The Prime Minister, who issued a "full and frank apology" for hiring Coulson, is set to face a Labour onslaught at Commons question-time to justify why, despite concerns raised by political friends and foes, he placed one of Rupert Murdoch's key executives at the heart of government as his director of communications.
Coulson, 46, looked ashen-faced as he left the Old Bailey last night, ignoring questions from journalists as he stepped into a black cab.
Earlier, his predecessor at the NotW and former lover, Rebekah Brooks, also 46, walked free from court after being cleared unanimously of all four of the charges she faced during the eight-month trial.
As the verdicts were read out in Court Number 12, Mrs Brooks looked stunned, shook visibly and was led away by a nurse. Coulson remained impassive.
Later, Mrs Brooks emerged from court and walked through a scrum of photographers, clutching the hand of her racehorse trainer husband, Charlie, 52, who was also cleared of attempting to hinder the police investigation.
There are still outstanding charges facing Coulson and former NotW royal editor Clive Goodman, 56, of conspiring to commit misconduct in a public office by paying police officers for two royal directories. Both deny the charges.
The judge, Mr Justice Saunders, called for restraint after political reaction spread following the guilty verdict.
As the jury was sent home, having failed to reach verdicts on the outstanding charges, the judge urged them to ignore the "huge amount of comment out there" and "decide this case on the evidence and the evidence alone".
Earlier in Downing Street, Mr Cameron issued a "full and frank apology" for hiring Coulson, saying: "I am extremely sorry that I employed him. It was the wrong decision and I am very clear about that."
Pressed over the precise questions he had put to Coulson when interviewing him for the job, the PM replied: "I asked him questions about whether he knew about phone hacking and he said he didn't and I accepted those assurances and I gave him the job."

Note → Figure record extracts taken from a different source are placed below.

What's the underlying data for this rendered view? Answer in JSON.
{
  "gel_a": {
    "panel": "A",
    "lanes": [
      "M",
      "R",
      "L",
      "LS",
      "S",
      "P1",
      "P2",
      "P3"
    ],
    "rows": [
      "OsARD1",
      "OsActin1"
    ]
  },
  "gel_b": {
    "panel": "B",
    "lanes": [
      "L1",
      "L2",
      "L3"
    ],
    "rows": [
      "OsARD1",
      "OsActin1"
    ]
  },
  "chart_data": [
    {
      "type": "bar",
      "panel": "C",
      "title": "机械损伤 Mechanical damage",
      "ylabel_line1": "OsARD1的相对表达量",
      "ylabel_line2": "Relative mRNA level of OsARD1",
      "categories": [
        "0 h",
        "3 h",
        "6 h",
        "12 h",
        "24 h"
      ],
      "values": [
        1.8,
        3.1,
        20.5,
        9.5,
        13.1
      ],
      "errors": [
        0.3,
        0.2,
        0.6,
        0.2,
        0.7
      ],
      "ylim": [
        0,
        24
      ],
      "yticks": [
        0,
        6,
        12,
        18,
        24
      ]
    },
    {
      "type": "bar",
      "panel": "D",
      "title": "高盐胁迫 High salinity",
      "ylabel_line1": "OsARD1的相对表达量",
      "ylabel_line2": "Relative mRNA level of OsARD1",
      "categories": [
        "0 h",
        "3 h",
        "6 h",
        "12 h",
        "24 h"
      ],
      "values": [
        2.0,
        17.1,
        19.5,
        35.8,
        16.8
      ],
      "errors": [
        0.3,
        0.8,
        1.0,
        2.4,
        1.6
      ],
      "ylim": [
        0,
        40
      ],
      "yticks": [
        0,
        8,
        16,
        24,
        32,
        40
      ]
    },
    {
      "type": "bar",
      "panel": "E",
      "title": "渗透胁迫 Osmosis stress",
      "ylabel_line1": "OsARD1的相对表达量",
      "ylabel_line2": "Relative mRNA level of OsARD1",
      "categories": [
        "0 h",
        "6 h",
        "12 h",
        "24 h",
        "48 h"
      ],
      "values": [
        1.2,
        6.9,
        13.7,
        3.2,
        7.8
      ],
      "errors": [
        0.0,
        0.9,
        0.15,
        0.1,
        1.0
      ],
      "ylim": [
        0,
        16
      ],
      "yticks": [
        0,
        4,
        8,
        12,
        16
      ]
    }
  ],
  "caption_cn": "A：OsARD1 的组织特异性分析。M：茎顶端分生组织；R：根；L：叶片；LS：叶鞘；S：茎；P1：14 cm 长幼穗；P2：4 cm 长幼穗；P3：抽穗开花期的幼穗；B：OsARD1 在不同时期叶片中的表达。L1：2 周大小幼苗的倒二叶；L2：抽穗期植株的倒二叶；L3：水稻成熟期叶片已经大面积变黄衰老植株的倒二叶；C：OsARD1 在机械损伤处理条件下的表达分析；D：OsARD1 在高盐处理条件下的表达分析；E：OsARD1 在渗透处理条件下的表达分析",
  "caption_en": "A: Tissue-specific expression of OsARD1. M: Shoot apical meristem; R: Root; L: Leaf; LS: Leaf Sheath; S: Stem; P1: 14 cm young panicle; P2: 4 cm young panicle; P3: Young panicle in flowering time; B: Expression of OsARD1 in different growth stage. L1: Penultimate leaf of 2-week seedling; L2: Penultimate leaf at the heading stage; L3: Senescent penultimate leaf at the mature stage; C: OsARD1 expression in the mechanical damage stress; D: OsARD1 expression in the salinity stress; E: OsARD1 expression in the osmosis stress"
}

Stressing no-one had complained about Coulson while he was Mr Cameron's chief spin doctor either at Tory HQ or then in No 10, the PM added: "But knowing what I now know, and knowing that the assurances were not right, it was obviously wrong to employ him. I gave someone a second chance and it turned out to be a bad decision."

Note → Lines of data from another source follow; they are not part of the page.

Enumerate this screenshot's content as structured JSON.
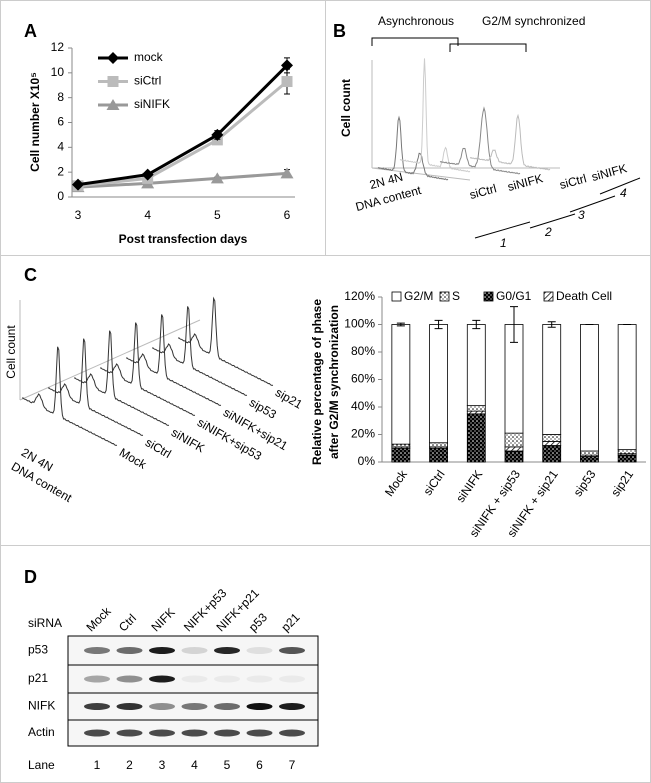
{
  "chart_data": [
    {
      "panel": "A",
      "type": "line",
      "categories": [
        "3",
        "4",
        "5",
        "6"
      ],
      "ylim": [
        0,
        12
      ],
      "yticks": [
        0,
        2,
        4,
        6,
        8,
        10,
        12
      ],
      "xlabel": "Post transfection days",
      "ylabel": "Cell number X10⁵",
      "legend": "top-left",
      "series": [
        {
          "name": "mock",
          "color": "#000000",
          "marker": "diamond",
          "values": [
            1.0,
            1.8,
            5.0,
            10.6
          ],
          "errors": [
            0.1,
            0.15,
            0.35,
            0.6
          ]
        },
        {
          "name": "siCtrl",
          "color": "#bbbbbb",
          "marker": "square",
          "values": [
            0.9,
            1.5,
            4.6,
            9.3
          ],
          "errors": [
            0.1,
            0.1,
            0.3,
            1.0
          ]
        },
        {
          "name": "siNIFK",
          "color": "#999999",
          "marker": "triangle",
          "values": [
            0.8,
            1.1,
            1.5,
            1.9
          ],
          "errors": [
            0.05,
            0.1,
            0.1,
            0.3
          ]
        }
      ]
    },
    {
      "panel": "C",
      "type": "stacked-bar",
      "categories": [
        "Mock",
        "siCtrl",
        "siNIFK",
        "siNIFK + sip53",
        "siNIFK + sip21",
        "sip53",
        "sip21"
      ],
      "ylim": [
        0,
        120
      ],
      "yticks": [
        {
          "value": 0,
          "label": "0%"
        },
        {
          "value": 20,
          "label": "20%"
        },
        {
          "value": 40,
          "label": "40%"
        },
        {
          "value": 60,
          "label": "60%"
        },
        {
          "value": 80,
          "label": "80%"
        },
        {
          "value": 100,
          "label": "100%"
        },
        {
          "value": 120,
          "label": "120%"
        }
      ],
      "ylabel": [
        "Relative percentage of  phase",
        "after G2/M synchronization"
      ],
      "legend": "top",
      "series": [
        {
          "name": "G2/M",
          "color": "#ffffff",
          "pattern": "none",
          "values": [
            87,
            86,
            59,
            79,
            80,
            92,
            91
          ],
          "errors": [
            1,
            3,
            3,
            13,
            2,
            0,
            0
          ]
        },
        {
          "name": "S",
          "color": "#ffffff",
          "pattern": "dots",
          "values": [
            2,
            3,
            4,
            10,
            5,
            3,
            3
          ]
        },
        {
          "name": "G0/G1",
          "color": "#000000",
          "pattern": "dots",
          "values": [
            10,
            10,
            35,
            8,
            12,
            4,
            5
          ]
        },
        {
          "name": "Death Cell",
          "color": "#ffffff",
          "pattern": "hatch",
          "values": [
            1,
            1,
            2,
            3,
            3,
            1,
            1
          ]
        }
      ]
    }
  ],
  "panel_b": {
    "panel": "B",
    "groups": [
      "Asynchronous",
      "G2/M synchronized"
    ],
    "ylabel": "Cell count",
    "xticks": "2N 4N",
    "xlabel": "DNA content",
    "traces": [
      "siCtrl",
      "siNIFK",
      "siCtrl",
      "siNIFK"
    ],
    "trace_numbers": [
      "1",
      "2",
      "3",
      "4"
    ]
  },
  "panel_c_histogram": {
    "ylabel": "Cell count",
    "xticks": "2N 4N",
    "xlabel": "DNA content",
    "traces": [
      "Mock",
      "siCtrl",
      "siNIFK",
      "siNIFK+sip53",
      "siNIFK+sip21",
      "sip53",
      "sip21"
    ]
  },
  "panel_d": {
    "panel": "D",
    "row_header": "siRNA",
    "lanes": [
      "Mock",
      "Ctrl",
      "NIFK",
      "NIFK+p53",
      "NIFK+p21",
      "p53",
      "p21"
    ],
    "proteins": [
      "p53",
      "p21",
      "NIFK",
      "Actin"
    ],
    "lane_label": "Lane",
    "lane_numbers": [
      "1",
      "2",
      "3",
      "4",
      "5",
      "6",
      "7"
    ]
  }
}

But the apology was not enough for Ed Miliband, who accused Mr Cameron of bringing a "criminal into the heart of Downing Street".
"This isn't just a serious error of judgment," said the Labour leader. "This taints David Cameron's government because we now know that he put his relationship with Rupert Murdoch ahead of doing the right thing when it came to Andy Coulson."

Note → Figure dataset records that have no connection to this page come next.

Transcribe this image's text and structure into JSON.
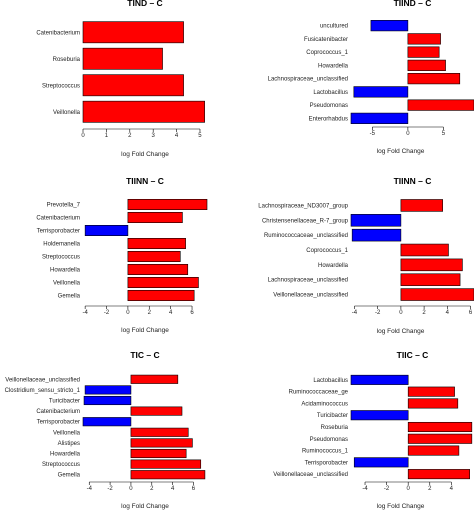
{
  "colors": {
    "positive": "#ff0000",
    "negative": "#0000ff",
    "axis": "#000000",
    "text": "#222222"
  },
  "chart_data": [
    {
      "type": "bar",
      "orientation": "horizontal",
      "title": "TIND – C",
      "xlabel": "log Fold Change",
      "xlim": [
        0,
        5.3
      ],
      "ticks": [
        0,
        1,
        2,
        3,
        4,
        5
      ],
      "categories": [
        "Catenibacterium",
        "Roseburia",
        "Streptococcus",
        "Veillonella"
      ],
      "values": [
        4.3,
        3.4,
        4.3,
        5.2
      ]
    },
    {
      "type": "bar",
      "orientation": "horizontal",
      "title": "TIIND – C",
      "xlabel": "log Fold Change",
      "xlim": [
        -8,
        9.3
      ],
      "ticks": [
        -5,
        0,
        5
      ],
      "categories": [
        "uncultured",
        "Fusicatenibacter",
        "Coprococcus_1",
        "Howardella",
        "Lachnospiraceae_unclassified",
        "Lactobacillus",
        "Pseudomonas",
        "Enterorhabdus"
      ],
      "values": [
        -5.2,
        4.6,
        4.4,
        5.3,
        7.3,
        -7.6,
        9.3,
        -8.0
      ]
    },
    {
      "type": "bar",
      "orientation": "horizontal",
      "title": "TIINN – C",
      "xlabel": "log Fold Change",
      "xlim": [
        -4.2,
        7.4
      ],
      "ticks": [
        -4,
        -2,
        0,
        2,
        4,
        6
      ],
      "categories": [
        "Prevotella_7",
        "Catenibacterium",
        "Terrisporobacter",
        "Holdemanella",
        "Streptococcus",
        "Howardella",
        "Veillonella",
        "Gemella"
      ],
      "values": [
        7.4,
        5.1,
        -4.0,
        5.4,
        4.9,
        5.6,
        6.6,
        6.2
      ]
    },
    {
      "type": "bar",
      "orientation": "horizontal",
      "title": "TIINN – C",
      "xlabel": "log Fold Change",
      "xlim": [
        -4.3,
        6.3
      ],
      "ticks": [
        -4,
        -2,
        0,
        2,
        4,
        6
      ],
      "categories": [
        "Lachnospiraceae_ND3007_group",
        "Christensenellaceae_R-7_group",
        "Ruminococcaceae_unclassified",
        "Coprococcus_1",
        "Howardella",
        "Lachnospiraceae_unclassified",
        "Veillonellaceae_unclassified"
      ],
      "values": [
        3.6,
        -4.3,
        -4.2,
        4.1,
        5.3,
        5.1,
        6.3
      ]
    },
    {
      "type": "bar",
      "orientation": "horizontal",
      "title": "TIC – C",
      "xlabel": "log Fold Change",
      "xlim": [
        -4.6,
        7.3
      ],
      "ticks": [
        -4,
        -2,
        0,
        2,
        4,
        6
      ],
      "categories": [
        "Veillonellaceae_unclassified",
        "Clostridium_sensu_stricto_1",
        "Turicibacter",
        "Catenibacterium",
        "Terrisporobacter",
        "Veillonella",
        "Alistipes",
        "Howardella",
        "Streptococcus",
        "Gemella"
      ],
      "values": [
        4.5,
        -4.4,
        -4.5,
        4.9,
        -4.6,
        5.5,
        5.9,
        5.3,
        6.7,
        7.1
      ]
    },
    {
      "type": "bar",
      "orientation": "horizontal",
      "title": "TIIC – C",
      "xlabel": "log Fold Change",
      "xlim": [
        -5.3,
        6.1
      ],
      "ticks": [
        -4,
        -2,
        0,
        2,
        4
      ],
      "categories": [
        "Lactobacillus",
        "Ruminococcaceae_ge",
        "Acidaminococcus",
        "Turicibacter",
        "Roseburia",
        "Pseudomonas",
        "Ruminococcus_1",
        "Terrisporobacter",
        "Veillonellaceae_unclassified"
      ],
      "values": [
        -5.3,
        4.3,
        4.6,
        -5.3,
        5.9,
        5.9,
        4.7,
        -5.0,
        5.7
      ]
    }
  ]
}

Mr Miliband noted how there were many warnings about the ex-tabloid editor but the Prime Minister chose to dismiss them. "David Cameron must do much more than an apology. He owes the country an explanation for why he did not act on these allegations against Andy Coulson, why as the evidence piled up he didn't do anything about them."
Lord Prescott, who was targeted by the NotW while he was in the Labour government, said: "Cameron's apology today is the very minimum he could do. But his blind acceptance of Coulson's innocence, with next to no due diligence, exposes his appallingly poor judgment."
For years, News International insisted the crime of phone hacking was limited to a single rogue reporter and aggressively rejected any suggestions otherwise.
But police believe there were probably more than 1000 victims whose voicemails were hacked, including one belonging to murdered schoolgirl Milly Dowler.
Other victims included Princes William and Harry, Kate, the Duchess of Cambridge, politicians such as David Blunkett, the former Home Secretary, actors such as Sienna Miller and Daniel Craig, prominent sporting figures and even rival journalists. They were all targeted in a desperate attempt to find exclusive stories for the now defunct top-selling newspaper.
Following Coulson's conviction, Mr Blunkett said: "No-one should misinterpret what has happened as an indictment of a free press or of the professionalism of most trained and dedicated journalists. Nor should they see this as vengeance on the media as a whole or even one particular publisher.
"This was and remains a matter of criminality, of gross intrusion into the private lives of innocent people and a distortion and aberration of everything that high standards of journalism stand for."